A key responsibility of any politician should be to act as a facilitator, helping to build the foundations from which citizens can make the most of the opportunities given to them to make their own lives better. This is how I see my role on parliament's international trade committee. It is the duty of MEPs to advance the opening up of trading relationships with other parts of the world as far as possible, providing the means by which our businesses can flourish.
Never was this more evident than now, as the transatlantic trade and investment partnership (TTIP) negotiations continue. As part of this process, parliament is debating its report on recommendations to the commission. My recommendations are simple; this is a defining moment for the EU and we must push for a comprehensive deal in one undertaking. A fully implemented TTIP deal could benefit the EU by €119bn a year, which means that every day a TTIP deal is not signed costs the union €330m.

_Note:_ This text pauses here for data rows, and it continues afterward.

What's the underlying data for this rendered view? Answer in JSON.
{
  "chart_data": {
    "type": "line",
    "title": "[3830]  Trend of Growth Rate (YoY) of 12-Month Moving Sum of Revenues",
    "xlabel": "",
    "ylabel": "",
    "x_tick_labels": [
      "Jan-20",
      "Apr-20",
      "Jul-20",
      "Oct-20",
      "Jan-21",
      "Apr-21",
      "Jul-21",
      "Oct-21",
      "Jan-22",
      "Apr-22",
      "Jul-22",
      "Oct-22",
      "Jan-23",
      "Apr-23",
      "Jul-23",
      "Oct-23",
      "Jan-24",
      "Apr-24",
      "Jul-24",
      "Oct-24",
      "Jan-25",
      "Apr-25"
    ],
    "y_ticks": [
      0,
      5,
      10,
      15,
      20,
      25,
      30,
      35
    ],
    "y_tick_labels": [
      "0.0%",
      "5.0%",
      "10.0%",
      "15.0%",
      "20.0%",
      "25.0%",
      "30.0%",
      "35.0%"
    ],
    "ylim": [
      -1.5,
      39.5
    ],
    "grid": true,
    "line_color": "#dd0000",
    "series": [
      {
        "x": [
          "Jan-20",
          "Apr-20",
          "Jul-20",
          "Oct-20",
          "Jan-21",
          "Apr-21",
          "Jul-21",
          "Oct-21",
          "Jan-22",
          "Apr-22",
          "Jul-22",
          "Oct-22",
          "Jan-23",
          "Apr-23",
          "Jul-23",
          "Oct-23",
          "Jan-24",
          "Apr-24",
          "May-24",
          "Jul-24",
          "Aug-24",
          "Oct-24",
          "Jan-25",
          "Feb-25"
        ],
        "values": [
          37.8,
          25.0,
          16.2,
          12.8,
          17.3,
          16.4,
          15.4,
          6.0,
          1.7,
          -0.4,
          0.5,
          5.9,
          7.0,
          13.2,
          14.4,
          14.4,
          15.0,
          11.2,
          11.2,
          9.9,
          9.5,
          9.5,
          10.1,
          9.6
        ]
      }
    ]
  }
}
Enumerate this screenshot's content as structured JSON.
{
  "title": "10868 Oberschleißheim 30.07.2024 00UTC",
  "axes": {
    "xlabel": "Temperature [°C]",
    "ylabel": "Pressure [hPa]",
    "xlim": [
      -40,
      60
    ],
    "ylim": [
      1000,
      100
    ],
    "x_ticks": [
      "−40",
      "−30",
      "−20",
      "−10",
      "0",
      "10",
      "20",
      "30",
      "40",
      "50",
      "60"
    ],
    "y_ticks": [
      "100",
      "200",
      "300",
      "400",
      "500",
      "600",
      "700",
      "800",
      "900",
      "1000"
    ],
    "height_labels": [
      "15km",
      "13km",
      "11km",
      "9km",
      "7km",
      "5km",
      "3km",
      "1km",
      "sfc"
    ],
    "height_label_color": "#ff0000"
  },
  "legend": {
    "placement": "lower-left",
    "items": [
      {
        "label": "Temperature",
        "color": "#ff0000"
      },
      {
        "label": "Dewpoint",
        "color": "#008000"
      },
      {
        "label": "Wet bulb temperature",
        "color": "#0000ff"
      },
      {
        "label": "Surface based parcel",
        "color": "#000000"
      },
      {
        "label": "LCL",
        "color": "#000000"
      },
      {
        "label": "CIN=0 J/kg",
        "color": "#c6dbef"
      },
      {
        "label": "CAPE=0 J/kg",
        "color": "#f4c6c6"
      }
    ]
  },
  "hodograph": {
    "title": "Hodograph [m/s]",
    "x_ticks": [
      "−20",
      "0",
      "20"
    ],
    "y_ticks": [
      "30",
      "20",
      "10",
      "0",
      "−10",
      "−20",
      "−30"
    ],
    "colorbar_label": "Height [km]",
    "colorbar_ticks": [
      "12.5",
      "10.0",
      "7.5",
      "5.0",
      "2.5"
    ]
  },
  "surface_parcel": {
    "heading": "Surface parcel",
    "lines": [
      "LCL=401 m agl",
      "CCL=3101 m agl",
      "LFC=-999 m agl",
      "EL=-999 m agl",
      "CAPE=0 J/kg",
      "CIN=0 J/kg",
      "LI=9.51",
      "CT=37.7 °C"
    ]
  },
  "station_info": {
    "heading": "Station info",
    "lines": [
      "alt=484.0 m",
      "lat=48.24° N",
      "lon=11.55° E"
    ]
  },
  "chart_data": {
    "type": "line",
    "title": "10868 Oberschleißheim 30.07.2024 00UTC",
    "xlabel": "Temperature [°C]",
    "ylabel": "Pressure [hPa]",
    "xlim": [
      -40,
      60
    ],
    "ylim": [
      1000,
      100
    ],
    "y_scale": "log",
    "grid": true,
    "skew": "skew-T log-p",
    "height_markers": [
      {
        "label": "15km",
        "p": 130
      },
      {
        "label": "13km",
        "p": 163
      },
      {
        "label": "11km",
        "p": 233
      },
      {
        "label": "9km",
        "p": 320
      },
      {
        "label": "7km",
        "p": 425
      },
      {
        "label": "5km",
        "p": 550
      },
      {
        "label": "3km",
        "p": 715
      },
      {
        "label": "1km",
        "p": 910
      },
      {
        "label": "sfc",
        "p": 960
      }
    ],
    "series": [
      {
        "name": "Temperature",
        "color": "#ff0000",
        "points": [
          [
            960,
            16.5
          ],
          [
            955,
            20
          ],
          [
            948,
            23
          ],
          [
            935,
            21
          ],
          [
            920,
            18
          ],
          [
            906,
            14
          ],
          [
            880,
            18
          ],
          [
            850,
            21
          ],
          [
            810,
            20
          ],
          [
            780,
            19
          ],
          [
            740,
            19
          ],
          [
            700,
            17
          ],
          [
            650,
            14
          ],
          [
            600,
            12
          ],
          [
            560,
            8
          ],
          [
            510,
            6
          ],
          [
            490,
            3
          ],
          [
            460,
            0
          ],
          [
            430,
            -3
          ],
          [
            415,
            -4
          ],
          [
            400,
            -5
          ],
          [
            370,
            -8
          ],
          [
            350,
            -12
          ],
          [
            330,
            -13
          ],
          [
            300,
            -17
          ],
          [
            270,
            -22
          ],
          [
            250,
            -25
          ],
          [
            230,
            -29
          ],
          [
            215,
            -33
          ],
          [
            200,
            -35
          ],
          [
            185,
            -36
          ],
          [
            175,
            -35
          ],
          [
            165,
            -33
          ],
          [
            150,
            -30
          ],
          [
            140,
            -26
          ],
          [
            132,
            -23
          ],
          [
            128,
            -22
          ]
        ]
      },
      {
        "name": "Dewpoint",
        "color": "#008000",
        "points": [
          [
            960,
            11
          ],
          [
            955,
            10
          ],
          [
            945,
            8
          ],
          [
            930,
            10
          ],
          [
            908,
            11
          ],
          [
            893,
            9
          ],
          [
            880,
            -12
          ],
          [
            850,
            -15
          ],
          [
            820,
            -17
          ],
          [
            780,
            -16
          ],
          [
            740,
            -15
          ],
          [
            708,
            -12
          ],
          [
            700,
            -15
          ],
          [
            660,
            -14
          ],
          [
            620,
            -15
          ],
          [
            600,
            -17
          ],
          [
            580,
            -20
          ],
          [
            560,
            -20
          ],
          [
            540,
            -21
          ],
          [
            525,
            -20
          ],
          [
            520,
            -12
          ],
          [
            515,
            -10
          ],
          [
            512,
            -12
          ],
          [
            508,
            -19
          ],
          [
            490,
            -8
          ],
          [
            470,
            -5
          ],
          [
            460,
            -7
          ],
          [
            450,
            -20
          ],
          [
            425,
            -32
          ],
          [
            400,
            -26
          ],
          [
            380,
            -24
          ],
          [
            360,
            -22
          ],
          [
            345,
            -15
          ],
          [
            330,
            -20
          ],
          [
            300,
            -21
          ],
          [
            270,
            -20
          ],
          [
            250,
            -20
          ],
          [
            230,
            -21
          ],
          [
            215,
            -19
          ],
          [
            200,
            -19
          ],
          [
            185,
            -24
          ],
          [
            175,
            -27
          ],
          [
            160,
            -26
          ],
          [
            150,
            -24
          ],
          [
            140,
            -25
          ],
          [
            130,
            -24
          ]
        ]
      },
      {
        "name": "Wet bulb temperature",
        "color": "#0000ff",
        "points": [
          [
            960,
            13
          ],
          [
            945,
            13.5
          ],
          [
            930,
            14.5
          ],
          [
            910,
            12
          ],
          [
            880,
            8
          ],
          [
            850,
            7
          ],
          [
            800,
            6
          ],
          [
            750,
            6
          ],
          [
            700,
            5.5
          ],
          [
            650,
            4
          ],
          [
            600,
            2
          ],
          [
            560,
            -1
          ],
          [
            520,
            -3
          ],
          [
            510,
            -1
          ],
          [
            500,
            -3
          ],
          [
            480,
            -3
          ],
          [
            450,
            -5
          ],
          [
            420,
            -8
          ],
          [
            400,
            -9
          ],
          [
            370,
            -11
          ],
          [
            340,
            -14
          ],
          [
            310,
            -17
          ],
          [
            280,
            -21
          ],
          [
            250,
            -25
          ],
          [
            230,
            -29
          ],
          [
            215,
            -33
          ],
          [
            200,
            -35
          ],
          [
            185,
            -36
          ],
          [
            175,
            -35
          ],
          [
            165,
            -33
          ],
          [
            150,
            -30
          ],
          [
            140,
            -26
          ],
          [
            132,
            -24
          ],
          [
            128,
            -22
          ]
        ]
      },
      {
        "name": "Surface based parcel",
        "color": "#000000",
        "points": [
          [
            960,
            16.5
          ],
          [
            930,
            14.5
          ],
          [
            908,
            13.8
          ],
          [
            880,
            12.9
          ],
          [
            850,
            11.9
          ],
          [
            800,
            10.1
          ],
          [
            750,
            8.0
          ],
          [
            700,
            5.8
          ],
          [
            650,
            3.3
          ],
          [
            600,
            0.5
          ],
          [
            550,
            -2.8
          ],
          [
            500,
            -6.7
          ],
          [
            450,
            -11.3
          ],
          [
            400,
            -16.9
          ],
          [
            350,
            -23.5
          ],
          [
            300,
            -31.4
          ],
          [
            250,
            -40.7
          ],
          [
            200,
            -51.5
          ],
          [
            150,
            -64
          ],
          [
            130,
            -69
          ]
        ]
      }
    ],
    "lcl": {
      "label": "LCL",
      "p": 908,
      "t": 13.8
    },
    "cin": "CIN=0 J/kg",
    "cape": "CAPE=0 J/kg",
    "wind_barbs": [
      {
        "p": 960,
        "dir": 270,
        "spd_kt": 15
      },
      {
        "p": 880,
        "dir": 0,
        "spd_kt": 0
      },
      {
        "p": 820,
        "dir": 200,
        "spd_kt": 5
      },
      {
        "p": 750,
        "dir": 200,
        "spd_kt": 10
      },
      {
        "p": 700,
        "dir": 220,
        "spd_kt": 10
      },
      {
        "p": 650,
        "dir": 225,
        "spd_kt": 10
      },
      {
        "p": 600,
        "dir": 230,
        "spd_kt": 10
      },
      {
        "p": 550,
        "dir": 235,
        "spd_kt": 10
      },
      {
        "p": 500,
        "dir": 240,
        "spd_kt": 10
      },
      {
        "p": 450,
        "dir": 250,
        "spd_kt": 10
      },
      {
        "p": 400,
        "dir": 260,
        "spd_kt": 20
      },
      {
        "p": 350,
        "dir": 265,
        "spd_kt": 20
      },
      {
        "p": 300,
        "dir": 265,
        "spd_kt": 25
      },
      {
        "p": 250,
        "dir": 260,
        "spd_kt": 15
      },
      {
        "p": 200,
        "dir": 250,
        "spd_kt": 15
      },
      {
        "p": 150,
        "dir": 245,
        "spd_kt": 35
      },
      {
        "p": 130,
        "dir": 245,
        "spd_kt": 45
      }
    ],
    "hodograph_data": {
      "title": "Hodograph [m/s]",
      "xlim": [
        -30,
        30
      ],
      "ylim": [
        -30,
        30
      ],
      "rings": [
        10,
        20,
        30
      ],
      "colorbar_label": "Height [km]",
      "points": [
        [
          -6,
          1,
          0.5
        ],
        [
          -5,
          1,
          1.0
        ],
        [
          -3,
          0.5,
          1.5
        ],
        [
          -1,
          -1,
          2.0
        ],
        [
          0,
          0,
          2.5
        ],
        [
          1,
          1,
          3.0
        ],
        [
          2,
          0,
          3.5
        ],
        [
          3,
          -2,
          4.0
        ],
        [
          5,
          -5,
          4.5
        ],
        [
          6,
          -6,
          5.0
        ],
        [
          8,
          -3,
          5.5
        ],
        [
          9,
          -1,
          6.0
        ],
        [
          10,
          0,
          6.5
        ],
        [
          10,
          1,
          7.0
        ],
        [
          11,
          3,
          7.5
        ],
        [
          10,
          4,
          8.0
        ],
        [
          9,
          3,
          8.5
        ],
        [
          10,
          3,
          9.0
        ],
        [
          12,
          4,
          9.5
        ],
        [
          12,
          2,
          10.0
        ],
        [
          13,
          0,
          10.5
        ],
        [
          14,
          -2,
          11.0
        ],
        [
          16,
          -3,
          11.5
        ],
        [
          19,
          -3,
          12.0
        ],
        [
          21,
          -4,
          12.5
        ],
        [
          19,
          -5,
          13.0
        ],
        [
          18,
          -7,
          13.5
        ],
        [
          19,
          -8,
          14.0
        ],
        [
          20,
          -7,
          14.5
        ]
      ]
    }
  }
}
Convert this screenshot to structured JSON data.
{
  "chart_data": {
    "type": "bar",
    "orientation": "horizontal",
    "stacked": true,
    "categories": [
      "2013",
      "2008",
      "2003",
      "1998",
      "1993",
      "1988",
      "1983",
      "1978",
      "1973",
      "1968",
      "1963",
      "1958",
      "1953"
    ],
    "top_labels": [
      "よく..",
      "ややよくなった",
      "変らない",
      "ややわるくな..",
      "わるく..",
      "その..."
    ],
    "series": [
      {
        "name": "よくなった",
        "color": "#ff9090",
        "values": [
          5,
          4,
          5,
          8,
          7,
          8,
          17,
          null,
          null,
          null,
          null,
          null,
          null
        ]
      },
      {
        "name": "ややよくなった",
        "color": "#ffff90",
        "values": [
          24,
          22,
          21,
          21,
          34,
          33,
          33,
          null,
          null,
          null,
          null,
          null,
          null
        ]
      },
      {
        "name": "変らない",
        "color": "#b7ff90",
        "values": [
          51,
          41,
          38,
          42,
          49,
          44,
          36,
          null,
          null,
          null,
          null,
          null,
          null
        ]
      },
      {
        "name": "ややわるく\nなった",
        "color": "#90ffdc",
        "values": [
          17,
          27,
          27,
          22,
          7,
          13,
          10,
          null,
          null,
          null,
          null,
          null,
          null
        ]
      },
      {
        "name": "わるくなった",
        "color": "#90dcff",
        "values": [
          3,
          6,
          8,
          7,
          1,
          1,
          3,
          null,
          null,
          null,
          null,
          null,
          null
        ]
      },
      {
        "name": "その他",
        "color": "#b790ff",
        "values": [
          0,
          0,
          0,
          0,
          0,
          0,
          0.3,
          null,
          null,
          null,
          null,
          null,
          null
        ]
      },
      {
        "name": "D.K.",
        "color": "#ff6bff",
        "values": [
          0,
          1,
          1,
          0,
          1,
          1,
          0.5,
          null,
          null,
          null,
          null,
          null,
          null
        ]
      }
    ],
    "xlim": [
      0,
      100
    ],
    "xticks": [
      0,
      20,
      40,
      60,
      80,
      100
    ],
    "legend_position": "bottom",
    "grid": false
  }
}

These benefits can be achieved in various ways, such as by lowering tariffs, removing non-tariff barriers to trade and opening up investment opportunities. Streamlining trade in this way is especially beneficial for our small and medium-sized enterprises, the lifeblood of our economy and key to its recovery.
While many people dispute the studies showing the potential benefits of a future deal, it is difficult to deny that duplicative testing requirements impose costs on businesses that prevent them from expanding their export markets, for example. This is particularly frustrating when standards on both sides of the Atlantic are similarly high.
My colleagues and I cannot afford to miss the opportunity we have. However, as has been well documented, there are concerns circulating about TTIP, most notably about the investor to state dispute settlement (ISDS) mechanism.
Many of these concerns are unfounded and are used as excuses for underlying opposition to any deal. Non-discriminatory treatment of investors, which rapporteur Bernd Lange cites in his draft report as being an essential part of the deal, can only be guaranteed by an arbitration mechanism such as ISDS.
Opponents of ISDS worry about large American multinationals suing European governments but what is not discussed is protection for our own European companies, which is vital in fostering the confidence for them to invest abroad.
While nobody is claiming that ISDS as it currently stands is perfect, ruling it out completely at this stage is a red line that will harm negotiations. European trade commissioner Cecilia Malmström recently outlined the college's continued support for the inclusion of ISDS in TTIP, with the provision that it will seek to suggest improvements along the lines of those identified following the public consultation last year. Judgement on ISDS should be delayed until we know what an improved mechanism will look like.
The public consultation also plays into a wider debate about the transparency of the negotiations, again an aspect which has come in for some heavy criticism. Following a slightly reserved start we are now seeing the most transparent free trade negotiations to have been conducted by the EU, following the commission's recent transparency initiative.
Negotiations by their very nature must contain an element of secrecy in order to avoid competitive disadvantage and while it is not practical to expect complete transparency of all texts, the European commission is heading in the right direction.
These TTIP negotiations could be a make or break moment for the EU's trade policy - does the EU take trade seriously and is it open for business? It is vital that the European parliament plays a constructive role in making them a success, sending a positive message on our ambition and hopes for a comprehensive TTIP deal that can deliver.